Good responses to lenvatinib were observed in patients with hepatocellular carcinoma who maintained a high relative dose intensity of 75% or greater.
Good responses to lenvatinib (Lenvima) were observed in patients with hepatocellular carcinoma (HCC) who maintained a high relative dose intensity (RDI) of 75% or greater, according to a poster presented during The Liver Meeting Digital Experience, the American Association for the Study of Liver Diseases’ annual conference held virtually in November. Patients with RDI of 75% or greater demonstrated a progression-free survival rate of 9.1 months (95% CI, 5.0-not evaluable) compared with 5.9 months in patients with an RDI of less than 75% (95% CI, 3.9-9.8, P =.3045).
RDI is used to measure the total dose of chemotherapy and is defined as the actual dose received divided by the standard calculated dose during a set period. In the poster, Taniki et al analyzed the background factors of 92 patients who achieved an RDI ≥75% and 3 patients who discontinued treatment due to adverse effects.
The factors included age, body weight, body mass index, and ECOG performance status. Also reviewed were the liver function tests aspartate aminotransferase (AST), alanine transaminase (ALT), albumin, and total bilirubin. Further laboratory results examined levels of sodium, ammonia, prothrombin time, platelet count, presence of ascites, and hepatic encephalopathy.
Determining the maximum tolerable dose for systemic therapy agents is affected by liver function tests. Further stratifying patients according to liver function helps promote optimal treatment.
The median age of patients in the retrospective study was 71.7 years, and 87% were male. The majority of patients had ECOG performance status 0 (48.9%) or 1 (37.0%). Regarding staging, 69.6% were Child-Pugh A, 30.4% were Child-Pugh B, and the majority (72.8%) had advanced disease as determined by Barcelona Clinic Liver Cancer staging.
Objective response rates in the RDI 75 or greater group (n = 29) were 44.8% versus 12.7% in the RDI less than 75 group (n = 63). The disease control rate was 79.3% versus 49.2%, respectively, according to the investigators (TABLE).

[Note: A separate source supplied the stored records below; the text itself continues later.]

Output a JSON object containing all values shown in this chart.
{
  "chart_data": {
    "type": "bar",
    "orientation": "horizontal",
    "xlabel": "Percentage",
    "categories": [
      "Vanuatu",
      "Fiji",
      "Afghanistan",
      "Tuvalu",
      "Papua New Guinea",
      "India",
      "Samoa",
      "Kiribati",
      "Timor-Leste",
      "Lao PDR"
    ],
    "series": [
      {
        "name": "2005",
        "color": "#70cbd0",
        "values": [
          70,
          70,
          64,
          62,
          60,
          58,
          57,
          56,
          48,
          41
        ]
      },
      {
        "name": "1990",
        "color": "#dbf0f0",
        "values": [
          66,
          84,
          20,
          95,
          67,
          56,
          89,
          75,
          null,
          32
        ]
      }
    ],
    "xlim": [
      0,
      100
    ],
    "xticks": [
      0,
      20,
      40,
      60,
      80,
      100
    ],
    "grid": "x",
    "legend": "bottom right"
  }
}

The investigators conducted a multivariate analysis of RDI and found that age and ammonia levels had statistical significance. Median age in the RDI 75 or greater group was 67.4 years (± 6.3) and in the RDI less than 75 group, median age was 73.6 years (± 10.1) (multivariate odds ratio, 0.92; 95% CI, 0.85-0.99; univariate P = .0039). Ammonia levels in the RDI 75 or greater group was 32.9 μg/dl (± 12.2) versus 53.8 μg/dl (± 33.0) in the RDI less than 75 group (multivariate odds ratio, 0.94; 95% CI, 0.90-0.99; univariate P = .0142).
Among patients who developed intolerance to lenvatinib (n = 26), median ammonia levels were 62.7 μg/dl (+/– 37.5) compared with 41.3 μg/dl (+/– 23.8) in patients who were tolerant of lenvatinib (n = 66; multivariate odds ratio,1.02; 95% CI, 1.00-1.04; P = .0106). Median percentage of ascites in the intolerant group was 53.9% compared with 16.7% in the tolerant group (multivariate odds ratio, 6.16; 95% CI, 1.24-30.5; P = .0005).
Differences in albumin and bilirubin levels were statistically significant in the intolerant versus the tolerant groups. Investigators observed a median albumin level of 3.4 g/dl (+/– 0.4) in the intolerant group compared with 3.8 g/dl (± 0.5) (P = .0020). Median total bilirubin was 1.09 mg/dl (± 0.48) in the intolerant group versus 0.81 mg/dl in the tolerant group (± 0.44) (P = .0084).
Adverse effects were similar between the RDI 75 and greater and RDI less than 75 groups, according to investigators. In the overall cohort, common adverse events (grade 3 or greater) were decreased appetite (5.4%), proteinuria (5.4%), decreased liver function (5.4%), and diarrhea (4.3%). The investigators reported that 28.3% of patients in the overall cohort discontinued treatment because of adverse effects.
In the RDI 75 or greater group, common adverse effects (grade 3 or greater) were hand-foot skin reaction, decreased appetite, diarrhea, and increased bilirubin. These were reported in 3.4% of patients. Discontinuation of treatment was reported in 20.7% of patients.
In the RDI less than 75 group, common adverse effects (grade 3 or greater) were decreased liver function and proteinuria (both were seen in 7.9% of patients), decreased appetite (6.3%), and hypertension (4.8%). Discontinuation of treatment was reported in 31.7% of patients.
The investigators noted that patients who had discontinued treatment because of adverse effects did not have overt hepatic encephalopathy; however, serum ammonia levels were significantly related to both RDI and treatment discontinuation. They concluded that serum ammonia level may be useful for evaluating liver function and predicting tolerability of lenvatinib treatment.